A study of the costs of the proposed Cobbora Coal mine has found that the project will cost NSW $1 billion, rather than the $2 billion benefit to the state predicted by Cobbora Holding Company (CHC).
The Cobbora Coal mine is among seven mining and coal seam gas developments analysed by Economists at Large and the Australia Institute in a report commissioned by the Nature Conservation Council (NCC) of NSW.
The study found economic assessments commissioned by project developers “routinely inflate the estimates of benefits”, and exaggerate the number of jobs created, while downplaying the effect on the environment, costs of greenhouse gas emissions, residents’ health and the impact on other industries.
It claims the economic assessment of the state-owned Cobbora Coal project “significantly overstates the benefits of the project while understating the costs”.
The study argues that Cobbora Coal Holdings’ estimate of $2 billion net present value understates the cost of greenhouse gas emissions by $4 billion, overstates the social value of employment, does not adequately assess the impact of noise dust and vibration, fails to take into account the impact of mines on rural communities.
The report also questions the value of the practice of buying land to be protected in other areas to “offset” the loss of habitat and vegetation in mining projects, arguing that offset areas may not replace “like with like” and may not be suitable habitat for endangered species.
In the case of the Cobbora Coal mine, which will destroy 2843 hectares of native vegetation, the study found “the assumption that offsets will perfectly substitute for impacts on ecology and water quality is unrealistic and contested by experts in these fields”.
Nature Conservation Council executive officer Pepe Clarke, visiting The Drip on Saturday as part of a tour of environmentally sensitive areas threatened by mining and coal seam gas extraction, said the entire costs and consequences to the community needed to be considered as well as economic benefits when projects are being assessed.
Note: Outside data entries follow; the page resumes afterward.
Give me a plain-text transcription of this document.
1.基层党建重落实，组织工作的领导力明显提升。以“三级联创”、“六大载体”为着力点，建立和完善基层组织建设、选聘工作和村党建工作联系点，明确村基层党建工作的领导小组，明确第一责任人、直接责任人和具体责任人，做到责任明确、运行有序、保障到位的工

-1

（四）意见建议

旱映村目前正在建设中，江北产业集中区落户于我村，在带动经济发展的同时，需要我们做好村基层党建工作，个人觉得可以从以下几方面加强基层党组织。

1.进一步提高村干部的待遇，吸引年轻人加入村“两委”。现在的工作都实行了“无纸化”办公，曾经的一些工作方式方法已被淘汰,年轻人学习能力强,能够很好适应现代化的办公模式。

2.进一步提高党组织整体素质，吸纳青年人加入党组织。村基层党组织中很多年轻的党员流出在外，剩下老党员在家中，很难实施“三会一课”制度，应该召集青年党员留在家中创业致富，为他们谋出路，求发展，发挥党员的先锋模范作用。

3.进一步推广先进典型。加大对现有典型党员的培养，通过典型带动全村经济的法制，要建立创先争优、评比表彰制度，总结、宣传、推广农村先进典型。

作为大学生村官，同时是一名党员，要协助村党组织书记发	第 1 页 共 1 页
“Most people expect that companies will bend the truth to justify mining projects, but what alarmed us is the scale of deception: In some cases we found the net benefit was exaggerated by hundreds of millions of dollars,” he said.
“We are not arguing that mines are without economic benefit but we need to examine claims made by mines which many times don’t stand up.”
Mr Clarke said the Cobbora Coal Project would impose enormous costs and liabilities on NSW taxpayers.
“In our view the current government must act to put an end to the Cobbora Coal Project,” he said.
“It is irrational to have a loss-making state-controlled mine that will subsidise coal-fired power production and be a disincentive for other forms of energy generation.
“It does not make economic sense and it does not make environmental sense.”
Mr Clarke said as well as the effect of mining and coal seam gas projects on their local areas, the overall effect on the national economy should be taken into account.
For instance, the high Australian dollar, driven by the mining boom, had resulted in job losses in other sectors such as manufacturing, agriculture and tourism, he said.